Der Widerstand dürfte beträchtlich sein. Gegen das Projekt waren im Begutachtungsverfahren, das dem endgültigen Gesetzestext und der Befassung im Parlament an diesem Donnerstag vorausging, mehr als 100 000 Stellungsnahmen eingegangen, die allermeisten wütende Einsprüche von Impfgegnern. Auf die Verwaltungsgerichte könnte eine Klagewelle zukommen, das Verfassungsgericht dürfte mit der Impfpflicht befasst werden. Und selbst in den Fraktionen, die dem Projekt grundsätzlich zustimmen, gibt es Abgeordnete, die bereits ein Nein angekündigt haben. Gar nicht zu reden von der rechtspopulistischen FPÖ, die Impfgegner im Land zusätzlich aufhetzt und mit Rechtsradikalen gemeinsame Sache macht.

Starten soll die Impfpflicht trotz aller Wider- und Einsprüche, trotz aller technischer Probleme nun zum 1. Februar. Theoretisch zumindest. Denn praktisch ist ein Drei-Phasen-Modell angedacht. Erst einmal wird jeder Haushalt schriftlich informiert. Ab Mitte März erst soll im öffentlichen Raum stichprobenartig kontrolliert werden; ab dann können Strafen von bis zu 600 Euro ausgesprochen werden. Erst in einer dritten Phase werde ein Impftermin zugeordnet, wer dann immer noch uneinsichtig sei, bekomme automatisch eine Strafverfügung zugeschickt. Diese dritte Phase müsse aber, so Nehammer, nur eintreten, wenn sich bis dahin nicht genügend Menschen hätten impfen lassen. Man strebe eine Impfquote von 90 Prozent an, wolle aber "flexibel reagieren" können. Derzeit sind etwa 78 Prozent der Österreich ein- oder mehrmals geimpft.

Die Impfpflicht soll ab 18 Jahren gelten, Schwangere und Menschen mit medizinischer Indikation sowie Genese in den ersten sechs Monaten nach der Infektion sind ausgenommen. Es soll keine Beugehaft, keine Freiheitsstrafen geben. Nach vier Verwaltungsstrafen pro Jahr ist Schluss. So wolle man laut Verfassungsministerin "Willkür verhindern".

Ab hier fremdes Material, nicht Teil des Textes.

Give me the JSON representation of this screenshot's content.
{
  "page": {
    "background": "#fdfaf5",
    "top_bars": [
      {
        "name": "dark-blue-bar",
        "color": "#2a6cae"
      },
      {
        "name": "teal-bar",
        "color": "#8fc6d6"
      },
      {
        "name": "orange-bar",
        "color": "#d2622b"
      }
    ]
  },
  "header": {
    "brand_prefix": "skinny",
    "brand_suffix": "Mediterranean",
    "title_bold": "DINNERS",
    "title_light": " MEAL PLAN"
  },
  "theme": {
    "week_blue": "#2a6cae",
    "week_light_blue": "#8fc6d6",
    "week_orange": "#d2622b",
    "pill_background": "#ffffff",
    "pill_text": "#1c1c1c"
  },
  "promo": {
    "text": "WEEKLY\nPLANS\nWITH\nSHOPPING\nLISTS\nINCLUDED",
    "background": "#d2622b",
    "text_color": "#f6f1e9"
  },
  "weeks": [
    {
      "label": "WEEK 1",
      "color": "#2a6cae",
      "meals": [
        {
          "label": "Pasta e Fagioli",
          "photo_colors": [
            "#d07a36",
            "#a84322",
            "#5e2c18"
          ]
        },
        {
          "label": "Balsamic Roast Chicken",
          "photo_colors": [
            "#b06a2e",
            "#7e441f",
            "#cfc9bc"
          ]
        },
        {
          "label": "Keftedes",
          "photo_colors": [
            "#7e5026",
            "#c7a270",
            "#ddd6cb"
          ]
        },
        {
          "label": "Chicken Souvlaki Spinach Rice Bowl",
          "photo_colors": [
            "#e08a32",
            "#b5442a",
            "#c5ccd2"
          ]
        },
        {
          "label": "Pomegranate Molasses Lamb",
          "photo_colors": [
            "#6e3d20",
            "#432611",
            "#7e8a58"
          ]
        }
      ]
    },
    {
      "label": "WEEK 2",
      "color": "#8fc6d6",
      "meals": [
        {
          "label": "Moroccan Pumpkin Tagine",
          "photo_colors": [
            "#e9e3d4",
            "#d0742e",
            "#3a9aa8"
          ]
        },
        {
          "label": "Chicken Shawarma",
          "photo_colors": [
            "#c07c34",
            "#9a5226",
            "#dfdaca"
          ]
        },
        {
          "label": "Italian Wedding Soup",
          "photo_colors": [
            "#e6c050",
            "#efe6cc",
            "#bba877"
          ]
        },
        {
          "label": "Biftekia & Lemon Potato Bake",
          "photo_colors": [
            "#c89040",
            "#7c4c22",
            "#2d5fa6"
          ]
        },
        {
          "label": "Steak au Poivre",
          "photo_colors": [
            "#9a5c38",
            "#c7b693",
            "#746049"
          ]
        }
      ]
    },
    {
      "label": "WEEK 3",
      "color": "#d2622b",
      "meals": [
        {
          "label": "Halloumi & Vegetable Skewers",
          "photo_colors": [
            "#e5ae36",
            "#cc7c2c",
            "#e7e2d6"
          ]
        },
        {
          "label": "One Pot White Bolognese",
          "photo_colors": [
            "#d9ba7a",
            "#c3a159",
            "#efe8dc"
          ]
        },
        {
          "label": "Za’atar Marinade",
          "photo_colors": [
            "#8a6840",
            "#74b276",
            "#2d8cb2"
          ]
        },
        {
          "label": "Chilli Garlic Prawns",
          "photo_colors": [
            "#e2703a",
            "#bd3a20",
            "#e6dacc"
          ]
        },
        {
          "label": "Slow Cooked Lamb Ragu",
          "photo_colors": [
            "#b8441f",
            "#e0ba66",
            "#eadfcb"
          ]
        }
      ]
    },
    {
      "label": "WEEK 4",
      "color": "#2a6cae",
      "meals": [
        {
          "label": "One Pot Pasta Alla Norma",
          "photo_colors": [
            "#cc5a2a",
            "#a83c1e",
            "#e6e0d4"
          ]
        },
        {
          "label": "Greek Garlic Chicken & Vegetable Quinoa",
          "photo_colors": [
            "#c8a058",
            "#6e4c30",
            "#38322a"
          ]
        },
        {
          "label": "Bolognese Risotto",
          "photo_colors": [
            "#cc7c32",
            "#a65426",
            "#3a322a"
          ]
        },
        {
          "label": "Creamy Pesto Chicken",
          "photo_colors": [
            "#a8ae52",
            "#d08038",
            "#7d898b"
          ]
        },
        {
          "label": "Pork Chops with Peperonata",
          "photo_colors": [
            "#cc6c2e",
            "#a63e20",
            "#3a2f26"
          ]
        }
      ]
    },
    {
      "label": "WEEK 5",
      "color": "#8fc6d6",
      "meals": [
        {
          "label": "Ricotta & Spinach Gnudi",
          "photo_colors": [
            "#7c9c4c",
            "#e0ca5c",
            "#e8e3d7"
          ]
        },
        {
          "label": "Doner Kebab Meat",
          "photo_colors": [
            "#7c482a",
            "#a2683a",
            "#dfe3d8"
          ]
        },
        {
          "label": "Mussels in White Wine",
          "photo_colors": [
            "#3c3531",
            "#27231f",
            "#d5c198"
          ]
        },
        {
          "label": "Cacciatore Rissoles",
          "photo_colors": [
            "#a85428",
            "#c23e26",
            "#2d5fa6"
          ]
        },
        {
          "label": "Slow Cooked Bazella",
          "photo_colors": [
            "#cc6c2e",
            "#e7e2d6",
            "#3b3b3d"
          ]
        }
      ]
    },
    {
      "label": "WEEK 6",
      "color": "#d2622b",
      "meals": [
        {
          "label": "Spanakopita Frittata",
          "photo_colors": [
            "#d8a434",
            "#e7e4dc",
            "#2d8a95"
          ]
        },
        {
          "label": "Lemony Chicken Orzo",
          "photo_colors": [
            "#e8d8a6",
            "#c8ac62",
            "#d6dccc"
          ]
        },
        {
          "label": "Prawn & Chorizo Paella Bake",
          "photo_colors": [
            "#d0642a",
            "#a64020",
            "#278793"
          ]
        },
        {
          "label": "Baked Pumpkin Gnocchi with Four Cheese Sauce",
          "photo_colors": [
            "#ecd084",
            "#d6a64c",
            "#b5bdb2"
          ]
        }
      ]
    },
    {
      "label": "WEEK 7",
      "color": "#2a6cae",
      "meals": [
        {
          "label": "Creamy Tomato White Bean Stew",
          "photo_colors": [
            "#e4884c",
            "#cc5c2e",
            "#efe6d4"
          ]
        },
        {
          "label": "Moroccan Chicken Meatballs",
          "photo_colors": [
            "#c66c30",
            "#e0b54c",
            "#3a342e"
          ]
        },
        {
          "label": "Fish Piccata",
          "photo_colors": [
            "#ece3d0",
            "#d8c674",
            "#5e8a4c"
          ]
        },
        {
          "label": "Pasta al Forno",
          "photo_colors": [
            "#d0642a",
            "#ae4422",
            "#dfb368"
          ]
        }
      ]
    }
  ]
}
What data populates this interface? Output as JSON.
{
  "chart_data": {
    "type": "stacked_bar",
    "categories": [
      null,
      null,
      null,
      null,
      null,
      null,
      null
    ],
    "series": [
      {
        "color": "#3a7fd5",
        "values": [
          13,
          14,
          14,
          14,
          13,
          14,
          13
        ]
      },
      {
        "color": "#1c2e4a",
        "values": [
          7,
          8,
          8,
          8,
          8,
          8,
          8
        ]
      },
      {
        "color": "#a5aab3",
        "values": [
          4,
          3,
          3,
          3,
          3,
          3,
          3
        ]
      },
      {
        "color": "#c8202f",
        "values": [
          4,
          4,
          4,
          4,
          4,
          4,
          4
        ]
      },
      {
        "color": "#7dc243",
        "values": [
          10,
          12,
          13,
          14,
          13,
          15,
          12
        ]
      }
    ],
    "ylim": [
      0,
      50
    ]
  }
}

In den österreichischen Medien und unter Experten waren die Reaktionen sehr gemischt. Man könne sich "freikaufen", hieß es, das Modell sei zahnlos. Die renommierte Verfassungsjuristin Irmgard Griss kritisierte, dass es in der Eingangsphase keine Konsequenzen gebe. Sie plädierte für die frühe Zuweisung von Impfterminen und Sanktionen ab 1. April.